The movie has a lot of nonsense baked into it, including a framing device where a college student is studying the events of the film in modern times and figures out the killer’s true (and ridiculous) identity. It doesn’t make sense, and the acting in these scenes is so bad it deserves to be dissected by an episode of Mystery Science Theater 3000. Coming in at just more than an hour, though, the film does not overstay its welcome or get boring. The movie consists of a few quick moments of violence, a bit of nudity and some gunfighting before it ends abruptly. Perfect!

In addition to Cry Havoc, released earlier this month, Bronzi has three more films coming in 2020. His next, Escape from Death Block 13, is one about which I am stupidly excited. It has an insanely silly title, and the premise sees Bronzi fighting his way through a prison after being wrongly jailed. The trailer footage gives the sense that the production values and editing are a bit better here than in his previous efforts. There’s a good chance this will be one of Bronzi’s strongest films! His most recently completed work, The Gardener, is another I am very excited to see. Production wrapped in March, which explains why there is no trailer available. The premise is certainly enticing as the film scales back the action to a home-invasion thriller set in England. His most outlandish role to date might be in the indie-comedy Mat-Rats, where he’s set to play a wrestling instructor in a children’s sports film. Details are somewhat sparse, but it was still in development as of late last year.

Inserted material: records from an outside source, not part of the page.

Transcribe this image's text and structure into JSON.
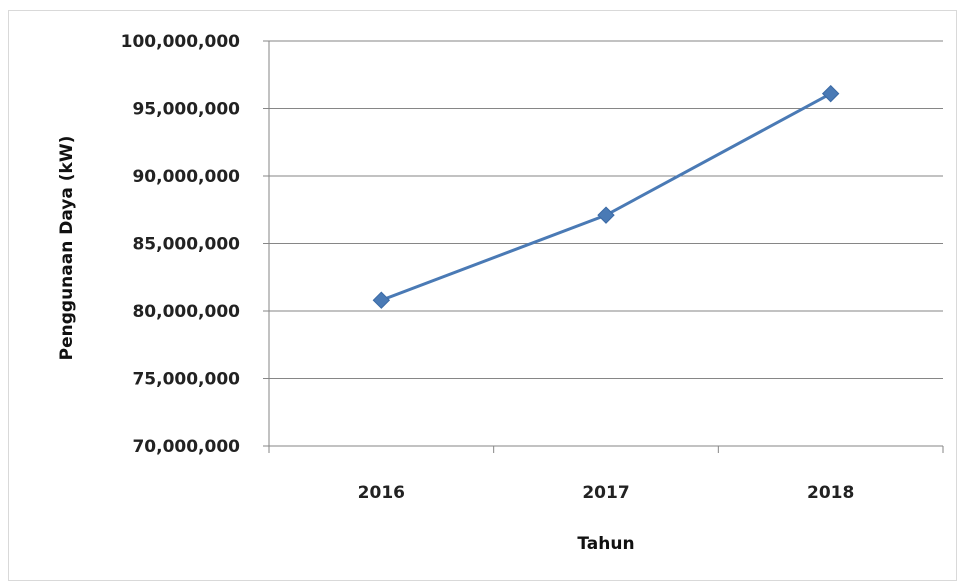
{
  "chart_data": {
    "type": "line",
    "title": "",
    "xlabel": "Tahun",
    "ylabel": "Penggunaan Daya (kW)",
    "categories": [
      "2016",
      "2017",
      "2018"
    ],
    "series": [
      {
        "values": [
          80800000,
          87100000,
          96100000
        ],
        "color": "#4a7ab5",
        "marker": "diamond"
      }
    ],
    "ylim": [
      70000000,
      100000000
    ],
    "ytick_labels": [
      "100,000,000",
      "95,000,000",
      "90,000,000",
      "85,000,000",
      "80,000,000",
      "75,000,000",
      "70,000,000"
    ],
    "ytick_values": [
      100000000,
      95000000,
      90000000,
      85000000,
      80000000,
      75000000,
      70000000
    ],
    "grid": true,
    "legend": "none"
  }
}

Bronzi’s oeuvre definitely isn’t for everyone, but fans of Cannon Films and Charles Bronson owe it to themselves to check out Death Kiss and relive the glory days of hardcore, unironic action films of the 1980s. It’s worth it just to show Mr. Bronzi some support. He has managed to carve out a unique niche as an actor and he does it earnestly and with gratitude for the fans that he has earned along the way. I can’t think of many filmmakers who walk in the footsteps of giants and take pride in it in the way he does.